Leggere “L’interprete” di Annette Hess, edito da Neri Pozza, è doloroso, dolorosissimo. Eppure io ne consiglierei l’inserimento nel programma di tutte le classi quinte delle superiori. Perché talvolta la narrativa può essere molto utile nel far rivivere gli eventi del passato – in modo più vivido dei libri di testo o dei saggi.
Francoforte, 1963. Durante il processo che vede Fritz Bauer indagare sulle responsabilità di alcuni membri del personale del campo di concentramento di Auschwitz, Eva Bruhns viene assunta come interprete dal polacco degli interrogatori dei testimoni.
I suoi genitori, proprietari di un ristorante in città, si mostrano contrari alla carriera scelta dalla figlia, così come il fidanzato, Jürgen. Ma la giovane, vinta dalla curiosità e dalla passione, accetta comunque il lavoro.
Eva è figlia di un omertoso dopoguerra, di un boom economico in cui si è disperatamente tentato di seppellire il passato. Ma, ascoltando le scioccanti testimonianze del processo, la ragazza si rende conto che non solo i colpevoli sono stati colpevoli, ma anche coloro che hanno collaborato, in silenzio, rendendo possibile l’inferno dei campi di concentramento. E che tra quelli che non hanno mai alzato la voce per protestare, rendendosi complici, potrebbero esserci persone a lei molto vicine…
“L’interprete” è un romanzo sconvolgente e preciso, che rimanda un’immagine complessa e dettagliata della Germania del dopoguerra, dei suoi spettri, dei suoi drammi, frutto di un’accurata ricerca storica da parte dell’autrice.
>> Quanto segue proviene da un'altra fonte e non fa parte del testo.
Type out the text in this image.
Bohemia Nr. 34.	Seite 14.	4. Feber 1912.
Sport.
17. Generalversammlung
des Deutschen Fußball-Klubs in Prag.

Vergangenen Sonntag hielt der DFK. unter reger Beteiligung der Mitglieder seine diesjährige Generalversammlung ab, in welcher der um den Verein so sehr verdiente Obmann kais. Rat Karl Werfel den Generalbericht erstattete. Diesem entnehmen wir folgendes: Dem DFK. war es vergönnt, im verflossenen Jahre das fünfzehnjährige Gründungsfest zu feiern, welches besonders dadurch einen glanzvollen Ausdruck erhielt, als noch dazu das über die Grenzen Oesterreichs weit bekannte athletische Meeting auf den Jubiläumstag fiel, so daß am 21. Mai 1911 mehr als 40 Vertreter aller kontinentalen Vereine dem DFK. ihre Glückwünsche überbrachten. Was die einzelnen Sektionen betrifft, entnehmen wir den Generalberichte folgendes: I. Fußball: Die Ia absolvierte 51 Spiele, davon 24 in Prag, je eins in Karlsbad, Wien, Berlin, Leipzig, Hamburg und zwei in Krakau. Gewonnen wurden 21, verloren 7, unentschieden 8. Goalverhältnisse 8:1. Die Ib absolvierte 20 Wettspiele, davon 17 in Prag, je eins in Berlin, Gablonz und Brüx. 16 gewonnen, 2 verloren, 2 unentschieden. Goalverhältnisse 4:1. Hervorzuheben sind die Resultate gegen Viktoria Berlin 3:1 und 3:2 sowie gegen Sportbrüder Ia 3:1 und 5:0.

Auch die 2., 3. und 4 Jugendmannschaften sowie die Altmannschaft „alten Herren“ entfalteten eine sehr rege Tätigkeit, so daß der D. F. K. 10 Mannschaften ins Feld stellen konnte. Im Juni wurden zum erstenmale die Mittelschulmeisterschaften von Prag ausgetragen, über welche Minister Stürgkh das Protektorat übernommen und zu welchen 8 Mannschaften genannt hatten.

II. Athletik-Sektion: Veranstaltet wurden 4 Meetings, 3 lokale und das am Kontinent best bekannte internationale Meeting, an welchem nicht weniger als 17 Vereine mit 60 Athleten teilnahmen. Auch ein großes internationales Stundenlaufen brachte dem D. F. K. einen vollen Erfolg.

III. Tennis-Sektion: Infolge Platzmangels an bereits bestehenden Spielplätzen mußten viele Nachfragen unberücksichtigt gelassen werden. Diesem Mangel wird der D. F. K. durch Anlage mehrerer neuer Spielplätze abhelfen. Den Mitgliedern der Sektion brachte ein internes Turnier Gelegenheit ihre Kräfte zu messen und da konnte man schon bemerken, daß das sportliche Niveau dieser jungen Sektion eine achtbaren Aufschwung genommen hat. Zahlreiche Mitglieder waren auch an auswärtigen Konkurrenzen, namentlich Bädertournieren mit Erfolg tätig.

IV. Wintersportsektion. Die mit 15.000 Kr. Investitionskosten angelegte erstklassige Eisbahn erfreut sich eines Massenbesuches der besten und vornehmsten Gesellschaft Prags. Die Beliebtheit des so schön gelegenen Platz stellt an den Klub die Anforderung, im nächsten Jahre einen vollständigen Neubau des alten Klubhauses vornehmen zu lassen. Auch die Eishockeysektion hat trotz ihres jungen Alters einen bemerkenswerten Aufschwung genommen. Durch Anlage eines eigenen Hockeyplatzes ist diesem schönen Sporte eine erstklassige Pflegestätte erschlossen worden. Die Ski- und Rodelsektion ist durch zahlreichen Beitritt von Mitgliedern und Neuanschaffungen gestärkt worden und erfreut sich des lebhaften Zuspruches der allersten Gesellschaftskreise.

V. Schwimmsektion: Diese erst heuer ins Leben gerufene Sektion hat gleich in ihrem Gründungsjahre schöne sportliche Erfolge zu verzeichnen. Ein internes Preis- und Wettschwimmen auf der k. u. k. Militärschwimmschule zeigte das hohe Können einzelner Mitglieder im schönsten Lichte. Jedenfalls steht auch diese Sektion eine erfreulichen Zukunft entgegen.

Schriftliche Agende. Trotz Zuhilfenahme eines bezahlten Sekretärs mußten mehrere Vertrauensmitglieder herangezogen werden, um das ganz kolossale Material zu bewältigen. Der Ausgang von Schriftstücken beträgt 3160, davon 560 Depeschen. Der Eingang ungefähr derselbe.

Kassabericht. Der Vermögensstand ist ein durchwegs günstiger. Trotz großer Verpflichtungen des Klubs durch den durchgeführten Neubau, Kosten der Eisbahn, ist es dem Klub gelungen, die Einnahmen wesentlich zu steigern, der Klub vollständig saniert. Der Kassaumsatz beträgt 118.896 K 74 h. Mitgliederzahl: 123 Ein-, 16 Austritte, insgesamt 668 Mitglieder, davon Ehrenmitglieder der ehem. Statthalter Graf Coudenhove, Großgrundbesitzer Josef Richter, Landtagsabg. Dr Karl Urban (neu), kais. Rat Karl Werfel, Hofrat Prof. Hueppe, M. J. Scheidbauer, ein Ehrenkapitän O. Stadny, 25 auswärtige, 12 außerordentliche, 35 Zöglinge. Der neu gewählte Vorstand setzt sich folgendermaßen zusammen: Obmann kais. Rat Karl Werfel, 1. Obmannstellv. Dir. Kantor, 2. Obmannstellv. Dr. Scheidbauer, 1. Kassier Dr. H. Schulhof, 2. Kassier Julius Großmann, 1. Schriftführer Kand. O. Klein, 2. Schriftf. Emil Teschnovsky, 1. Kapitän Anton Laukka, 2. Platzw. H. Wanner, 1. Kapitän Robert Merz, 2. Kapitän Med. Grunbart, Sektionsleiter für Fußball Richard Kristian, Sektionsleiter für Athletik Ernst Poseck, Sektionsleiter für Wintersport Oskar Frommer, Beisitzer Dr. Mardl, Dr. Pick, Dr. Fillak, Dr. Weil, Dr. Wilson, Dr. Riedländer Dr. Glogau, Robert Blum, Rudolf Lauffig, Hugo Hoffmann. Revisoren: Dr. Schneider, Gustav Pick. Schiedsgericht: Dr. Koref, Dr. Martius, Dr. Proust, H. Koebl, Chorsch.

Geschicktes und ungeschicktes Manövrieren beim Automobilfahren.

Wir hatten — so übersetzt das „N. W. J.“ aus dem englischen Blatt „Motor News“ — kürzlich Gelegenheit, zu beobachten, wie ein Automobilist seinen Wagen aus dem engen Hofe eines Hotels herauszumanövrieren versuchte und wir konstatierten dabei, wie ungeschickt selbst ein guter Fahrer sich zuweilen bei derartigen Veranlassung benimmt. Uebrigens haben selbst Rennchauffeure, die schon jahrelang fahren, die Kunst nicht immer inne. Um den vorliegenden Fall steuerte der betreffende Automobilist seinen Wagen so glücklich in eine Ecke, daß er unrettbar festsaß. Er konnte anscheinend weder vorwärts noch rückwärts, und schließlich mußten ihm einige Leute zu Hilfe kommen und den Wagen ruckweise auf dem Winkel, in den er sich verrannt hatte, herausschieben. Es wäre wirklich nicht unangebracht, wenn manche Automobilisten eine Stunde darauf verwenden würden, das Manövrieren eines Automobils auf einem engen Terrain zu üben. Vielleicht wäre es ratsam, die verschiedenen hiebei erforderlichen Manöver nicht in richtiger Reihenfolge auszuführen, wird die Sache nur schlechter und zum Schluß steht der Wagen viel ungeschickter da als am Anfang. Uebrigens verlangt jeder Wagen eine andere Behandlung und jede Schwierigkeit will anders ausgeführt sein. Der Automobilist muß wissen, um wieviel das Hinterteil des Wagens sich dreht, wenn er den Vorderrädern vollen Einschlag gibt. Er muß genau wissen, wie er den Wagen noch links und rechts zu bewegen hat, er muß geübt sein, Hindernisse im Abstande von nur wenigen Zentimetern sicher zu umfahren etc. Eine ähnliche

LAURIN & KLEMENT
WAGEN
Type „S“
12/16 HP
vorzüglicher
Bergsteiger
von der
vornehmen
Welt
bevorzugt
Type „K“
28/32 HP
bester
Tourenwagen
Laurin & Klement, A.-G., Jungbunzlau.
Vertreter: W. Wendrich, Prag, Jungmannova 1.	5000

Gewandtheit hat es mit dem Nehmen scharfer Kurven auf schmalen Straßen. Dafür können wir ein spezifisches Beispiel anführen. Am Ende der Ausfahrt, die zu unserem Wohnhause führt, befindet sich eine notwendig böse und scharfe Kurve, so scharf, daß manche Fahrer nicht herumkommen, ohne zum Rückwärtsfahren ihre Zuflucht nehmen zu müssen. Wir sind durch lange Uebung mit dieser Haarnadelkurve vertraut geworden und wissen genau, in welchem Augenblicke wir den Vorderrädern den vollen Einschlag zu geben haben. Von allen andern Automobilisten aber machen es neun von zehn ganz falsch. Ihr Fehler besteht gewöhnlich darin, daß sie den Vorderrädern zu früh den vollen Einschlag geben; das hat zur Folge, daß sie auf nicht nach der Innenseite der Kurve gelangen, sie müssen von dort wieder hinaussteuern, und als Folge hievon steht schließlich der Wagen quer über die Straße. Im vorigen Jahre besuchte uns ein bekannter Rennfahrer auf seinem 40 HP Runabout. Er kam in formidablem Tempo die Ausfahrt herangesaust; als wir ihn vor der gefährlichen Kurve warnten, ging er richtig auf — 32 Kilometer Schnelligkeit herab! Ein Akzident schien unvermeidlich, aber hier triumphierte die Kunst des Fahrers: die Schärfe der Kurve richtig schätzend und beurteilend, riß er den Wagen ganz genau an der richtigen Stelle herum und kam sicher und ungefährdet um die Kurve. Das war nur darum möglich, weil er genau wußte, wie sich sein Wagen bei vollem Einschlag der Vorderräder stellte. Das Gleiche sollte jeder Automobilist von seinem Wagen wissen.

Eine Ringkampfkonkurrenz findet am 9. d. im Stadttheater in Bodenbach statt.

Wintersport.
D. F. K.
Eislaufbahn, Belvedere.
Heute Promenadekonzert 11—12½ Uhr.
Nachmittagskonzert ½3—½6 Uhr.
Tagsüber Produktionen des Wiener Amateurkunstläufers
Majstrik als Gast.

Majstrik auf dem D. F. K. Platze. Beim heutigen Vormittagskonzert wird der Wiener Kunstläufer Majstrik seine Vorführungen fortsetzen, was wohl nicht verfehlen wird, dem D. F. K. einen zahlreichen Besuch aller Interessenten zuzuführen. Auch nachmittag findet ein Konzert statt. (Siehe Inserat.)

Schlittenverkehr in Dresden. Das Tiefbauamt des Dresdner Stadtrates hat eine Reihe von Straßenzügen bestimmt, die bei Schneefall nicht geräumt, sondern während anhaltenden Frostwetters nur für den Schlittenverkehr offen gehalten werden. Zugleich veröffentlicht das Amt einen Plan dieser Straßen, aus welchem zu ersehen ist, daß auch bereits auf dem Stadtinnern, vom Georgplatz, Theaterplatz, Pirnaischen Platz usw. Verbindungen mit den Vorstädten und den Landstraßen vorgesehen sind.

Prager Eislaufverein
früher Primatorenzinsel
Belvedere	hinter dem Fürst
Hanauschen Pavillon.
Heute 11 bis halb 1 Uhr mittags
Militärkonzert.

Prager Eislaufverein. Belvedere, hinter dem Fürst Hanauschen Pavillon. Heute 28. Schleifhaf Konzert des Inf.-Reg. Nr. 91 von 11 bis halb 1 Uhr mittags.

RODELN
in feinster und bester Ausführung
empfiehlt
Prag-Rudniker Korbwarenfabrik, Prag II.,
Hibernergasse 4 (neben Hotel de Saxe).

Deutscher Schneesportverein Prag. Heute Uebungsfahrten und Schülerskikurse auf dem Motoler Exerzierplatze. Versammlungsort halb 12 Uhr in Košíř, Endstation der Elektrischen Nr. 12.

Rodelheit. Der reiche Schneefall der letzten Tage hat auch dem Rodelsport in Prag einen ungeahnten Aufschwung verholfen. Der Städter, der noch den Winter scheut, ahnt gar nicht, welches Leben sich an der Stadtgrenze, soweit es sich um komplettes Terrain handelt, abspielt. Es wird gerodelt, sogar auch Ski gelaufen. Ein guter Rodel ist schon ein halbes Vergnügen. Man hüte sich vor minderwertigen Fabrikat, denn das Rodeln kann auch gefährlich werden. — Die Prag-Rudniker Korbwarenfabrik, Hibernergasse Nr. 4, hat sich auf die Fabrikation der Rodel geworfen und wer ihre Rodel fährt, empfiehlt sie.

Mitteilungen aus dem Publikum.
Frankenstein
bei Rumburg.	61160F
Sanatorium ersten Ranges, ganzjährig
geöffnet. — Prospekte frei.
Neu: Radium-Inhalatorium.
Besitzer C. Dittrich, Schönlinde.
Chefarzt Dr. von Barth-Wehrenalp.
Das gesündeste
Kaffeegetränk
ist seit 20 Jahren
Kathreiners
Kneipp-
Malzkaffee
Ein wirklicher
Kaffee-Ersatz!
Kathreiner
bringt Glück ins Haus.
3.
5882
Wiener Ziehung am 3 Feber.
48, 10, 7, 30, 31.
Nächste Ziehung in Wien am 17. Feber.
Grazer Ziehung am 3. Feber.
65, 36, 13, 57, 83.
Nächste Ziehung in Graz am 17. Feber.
Se le parti inerenti ai campi di concentramento sono quelle più forti e difficili da leggere (lo abbiamo studiato a scuola, sappiamo che è accaduto realmente, ma perché tendiamo spesso a dimenticarlo?), il romanzo affronta anche altre tematiche interessanti, una su tutte la condizione della donna nel secondo Novecento e l’emancipazione femminile.
Eva è una normale ragazza tedesca del suo tempo, che però non vede il matrimonio come una rinuncia alla sua libertà di scelta, come un’abdicazione totale nei confronti del marito. Nella sua volontà – che per una ragazza di oggi è del tutto naturale – di autoaffermarsi, di scegliere da sola il proprio lavoro e la propria strada c’è tutta la sua modernità.
Quello che resta, arrivati all’ultima, sofferta pagina di questo romanzo storico contemporaneo è soprattutto una riflessione sulla colpa, sull’impegno, sulla responsabilità. I colpevoli sono soltanto quelli che agiscono materialmente, che compiono concretamente il male? Oppure anche voltare la testa dall’altra parte, far finita di non vedere per non correre rischi in prima persona è una forma di colpa?
Domande che hanno valore non soltanto applicate al passato, a quello che è stato e non si può cambiare, ma anche al nostro complicato presente. Schierarsi non è mai una scelta facile, perché significa rischiare. Ma spesso è l’unica scelta possibile, se si vuole riuscire a guardarsi allo specchio, per il resto della vita.